Ibnu Katsir rh berkata bahwa Allah Swt melarang hamba-hamba-Nya yang mukmin memberlakukan riba dan memakan riba yang berlipat ganda. Allah Swt juga memerintahkan kepada hamba-hamba-Nya untuk bertakwa supaya mereka menjadi orang-orang yang beruntung dalam kehidupan dunia dan akhirat kelak. (Tafsir Ibnu Katsir)

- Allah Swt berfirman, “dan disebabkan mereka memakan riba, padahal sesungguhnya mereka telah dilarang daripadanya, dan karena mereka memakan harta benda orang dengan jalan yang batil”. (Q.S. An-Nisa 4 : 161)

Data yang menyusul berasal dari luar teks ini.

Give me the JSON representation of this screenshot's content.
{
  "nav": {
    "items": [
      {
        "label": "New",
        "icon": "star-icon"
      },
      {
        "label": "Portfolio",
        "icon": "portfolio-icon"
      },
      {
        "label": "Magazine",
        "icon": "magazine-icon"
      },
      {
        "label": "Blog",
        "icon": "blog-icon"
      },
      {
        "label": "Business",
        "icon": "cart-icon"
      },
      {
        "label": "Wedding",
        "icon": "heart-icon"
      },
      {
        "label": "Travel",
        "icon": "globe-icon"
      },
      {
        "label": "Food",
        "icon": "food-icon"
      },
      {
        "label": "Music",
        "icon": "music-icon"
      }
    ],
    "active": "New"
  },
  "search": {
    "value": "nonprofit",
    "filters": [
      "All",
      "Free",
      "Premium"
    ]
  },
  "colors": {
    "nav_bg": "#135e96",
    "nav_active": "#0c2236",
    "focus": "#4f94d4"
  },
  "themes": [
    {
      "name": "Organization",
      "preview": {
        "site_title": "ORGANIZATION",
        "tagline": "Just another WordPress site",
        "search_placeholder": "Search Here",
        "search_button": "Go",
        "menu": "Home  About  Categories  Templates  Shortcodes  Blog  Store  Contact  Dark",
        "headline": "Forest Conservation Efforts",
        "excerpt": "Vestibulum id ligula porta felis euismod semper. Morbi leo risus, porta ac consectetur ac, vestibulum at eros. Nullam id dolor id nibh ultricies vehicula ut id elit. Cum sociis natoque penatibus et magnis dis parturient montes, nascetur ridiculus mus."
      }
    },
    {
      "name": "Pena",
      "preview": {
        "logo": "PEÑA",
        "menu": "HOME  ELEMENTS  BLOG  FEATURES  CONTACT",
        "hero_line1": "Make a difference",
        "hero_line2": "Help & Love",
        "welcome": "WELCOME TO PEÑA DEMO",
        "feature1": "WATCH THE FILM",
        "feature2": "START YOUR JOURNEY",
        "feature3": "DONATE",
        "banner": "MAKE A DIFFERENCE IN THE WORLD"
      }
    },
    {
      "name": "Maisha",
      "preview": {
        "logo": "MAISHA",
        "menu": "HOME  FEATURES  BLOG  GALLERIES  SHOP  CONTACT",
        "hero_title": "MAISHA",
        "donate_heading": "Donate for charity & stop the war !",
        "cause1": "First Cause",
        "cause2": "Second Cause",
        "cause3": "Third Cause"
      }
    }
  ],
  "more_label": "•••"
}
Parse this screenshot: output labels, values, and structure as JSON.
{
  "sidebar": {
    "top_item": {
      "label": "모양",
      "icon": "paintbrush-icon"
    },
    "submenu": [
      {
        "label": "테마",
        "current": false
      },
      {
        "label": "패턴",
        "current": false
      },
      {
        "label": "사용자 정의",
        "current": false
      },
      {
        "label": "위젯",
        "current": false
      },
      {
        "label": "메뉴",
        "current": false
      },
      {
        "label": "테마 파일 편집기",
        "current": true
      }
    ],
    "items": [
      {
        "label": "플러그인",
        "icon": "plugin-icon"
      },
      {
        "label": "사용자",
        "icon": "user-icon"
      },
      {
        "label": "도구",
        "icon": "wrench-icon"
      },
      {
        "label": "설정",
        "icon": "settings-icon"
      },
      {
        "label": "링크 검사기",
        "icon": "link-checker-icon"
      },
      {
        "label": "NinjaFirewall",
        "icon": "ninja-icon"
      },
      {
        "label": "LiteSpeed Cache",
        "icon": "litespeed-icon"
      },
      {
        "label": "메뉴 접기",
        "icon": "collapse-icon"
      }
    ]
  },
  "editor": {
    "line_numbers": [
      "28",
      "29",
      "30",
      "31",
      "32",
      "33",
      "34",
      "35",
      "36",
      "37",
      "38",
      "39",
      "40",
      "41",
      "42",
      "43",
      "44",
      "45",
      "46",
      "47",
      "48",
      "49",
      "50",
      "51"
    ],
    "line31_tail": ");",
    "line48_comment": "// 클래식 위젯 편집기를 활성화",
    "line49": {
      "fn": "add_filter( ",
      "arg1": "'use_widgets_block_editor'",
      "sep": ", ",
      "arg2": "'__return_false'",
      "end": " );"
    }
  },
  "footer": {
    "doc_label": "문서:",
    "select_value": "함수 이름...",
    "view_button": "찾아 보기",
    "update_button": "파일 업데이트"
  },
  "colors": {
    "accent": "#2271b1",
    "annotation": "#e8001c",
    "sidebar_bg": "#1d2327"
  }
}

Ibnu Katsir rh berkata bahwa Allah Swt telah melarang mereka (yahudi) melarang melakukan riba tetapi mereka menjalankannya dan menjadikanya sebagai pekerjaan mereka, lalu mereka melakukan berbagai macam pengelabuan untuk menutupinya dan mereka memakan harta orang lain dengan cara yang bathil. (Tafsir Ibnu Katsir)

Allah Swt berfirman, “Di antara Ahli kitab ada orang yang jika kamu mempercayakan kepadanya harta yang banyak, dikembalikannya kepadamu; dan di antara mereka ada orang yang jika kamu mempercayakan kepadanya satu dinar, tidak dikembalikannya kepadamu kecuali jika kamu selalu menagihnya. Yang demikian itu lantaran mereka mengatakan: "tidak ada dosa bagi kami terhadap orang-orang ummi[206]. Mereka berkata dusta terhadap Allah, padahal mereka mengetahui”. (Q.S. Ali 'Imran 3 : 75)

[206]. Yang mereka maksud dengan orang-orang ummi dalam ayat ini adalah orang Arab.

Ibnu Katsir rh berkata tentang Q.S. Ali Imran 75 bahwa Allah Swt memberitakan perihal orang-orang Yahudi bahwa di antara mereka ada orang-orang yang khianat, dan Allah Swt memperingatkan kaum mukmin agar bersikap waspada terhadap mereka, jangan sampai terperdaya.

- Allah Swt berfirman, “Dan sesuatu riba (tambahan) yang kamu berikan agar dia bertambah pada harta manusia, maka riba itu tidak menambah pada sisi Allah”. (Q.S. Ar-Rum 30 : 39)

2. As-Sunnah

Rasulullah Saw bersabda, “Tinggalkanlah tujuh dosa yang dapat membinasakan”. Sahabat bertanya, “Apakah itu ya Rasulullah?”. Jawab Nabi, “ (1) Syirik (mempersekutukan Allah), (2) Berbuat sihir, (3) Membunuh jiwa yang diharamkan Allah kecuali yang haq, (4) Makan harta riba, (5) Makan harta anak yatim, (6) Melarikan diri dari medan perang saat berjihad dan (7) Menuduh wanita mukminah yang sopan (berkeluarga) dengan tuduhan zina”. (HR Bukhari)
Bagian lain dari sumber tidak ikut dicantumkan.